The Lion went once a-hunting along with the Fox, the Jackal, and the Wolf. They hunted and they hunted till at last they surprised a Stag, and soon took its life. Then came the question how the spoil should be divided. “Quarter me this Stag,” roared the Lion; so the other animals skinned it and cut it into four parts. Then the Lion took his stand in front of the carcass and pronounced judgment: The first quarter is for me in my capacity as King of Beasts; the second is mine as arbiter; another share comes to me for my part in the chase; and as for the fourth quarter, well, as for that, I should like to see which of you will dare to lay a paw upon it.”
“Humph,” grumbled the Fox as he walked away with his tail between his legs; but he spoke in a low growl:
Moral of Aesop’s Fable: “You may share the labours of the great, but you will not share the spoil.”
At least as to DHHS employees’ salaries, the federal government is investigating any potential mismanagement of Medicaid funds due to exorbitant salaries, which were compensated with tax dollars.
Maybe this investigation is only the beginning of more forced accountability as to mismanaging tax dollars with Medicaid administrative costs.
One can hope…(but you do not always want what you wish for…because the consequences to our state could be dire if the investigation were broadened and non compliance found).
Let us quickly contemplate the possible consequences of any of the above-mentioned penalties, whether civil or criminal in nature, on Medicaid recipients.
To the extent that you believe that the reimbursement rates are already too low, that medically necessary services are not being authorized, that limitations to the amount services are being unduly enforced…Imagine that NC lost our federal funding completely. We would lose approximately 60% of our Medicaid budget.
All our “voluntary” Medicaid-covered services would, most likely, be terminated. Personal care services (PCS) is an optional Medicaid-covered service.
With only 40% of our Medicaid budget, I could not imagine that we would have much money left to pay providers for services rendered to Medicaid recipients after paying our hefty administrative costs, including overhead,payroll, vendor contracts, MCO disbursements, etc.

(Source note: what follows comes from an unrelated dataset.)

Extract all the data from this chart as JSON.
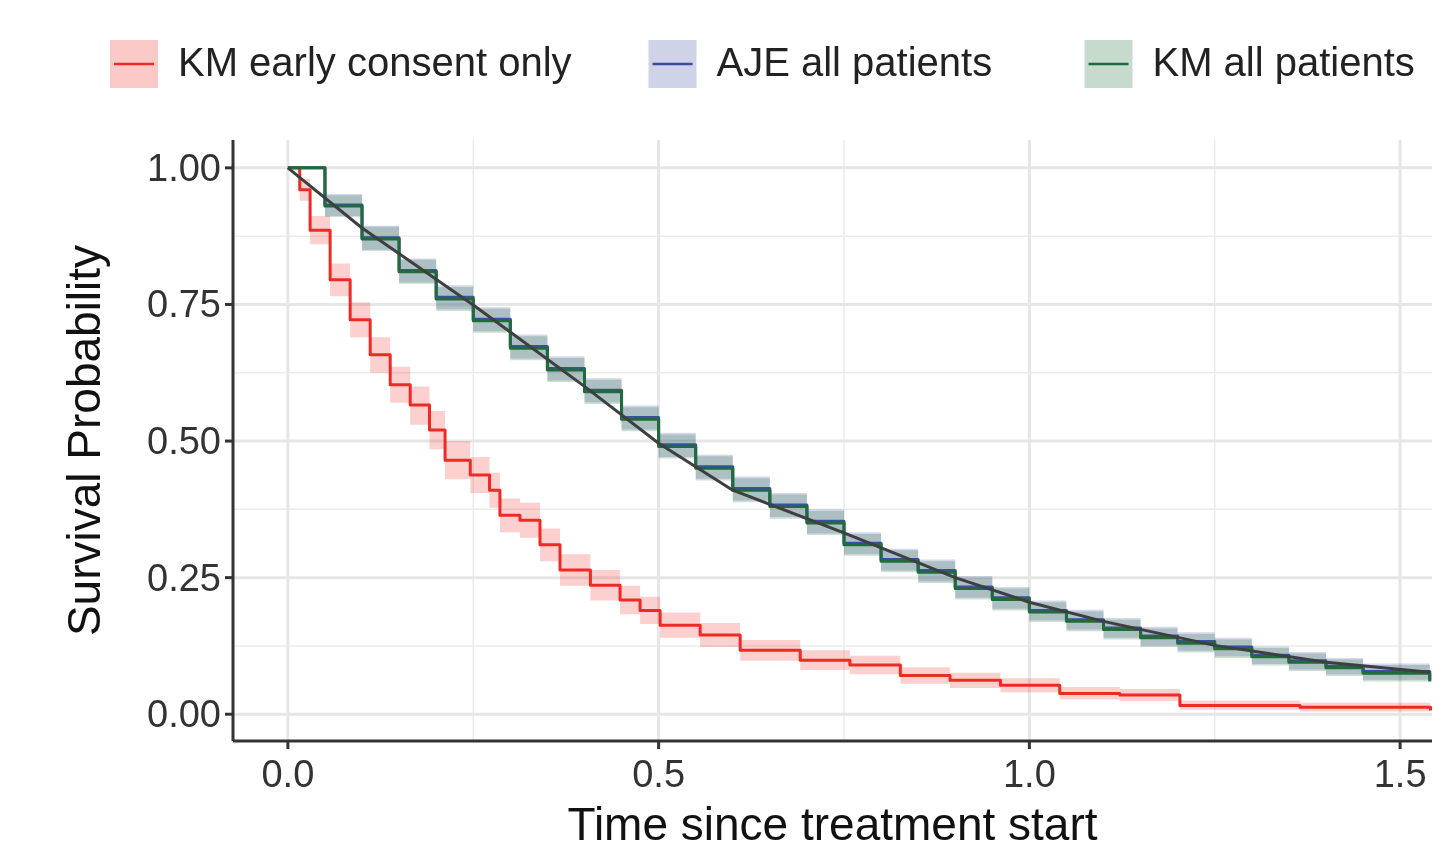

We may even be forced to breach our contracts with our vendors for lack of funds, which would cause us to incur additional expenses.
All Medicaid providers could not be paid. Without payments to providers, Medicaid recipients would not receive medically necessary services.
Basically, it would be the next episode of “Fear the Walking Dead.”
Hopefully, because the ramifications of such penalties would be so drastic, the federal government will not impose such sanctions lightly. Sanctions of such magnitude would be a last resort if we simply refused to remedy whatever deficiencies are found.
Otherwise, it could be the zombie apocalypse, but the Lion’s would be forced to share.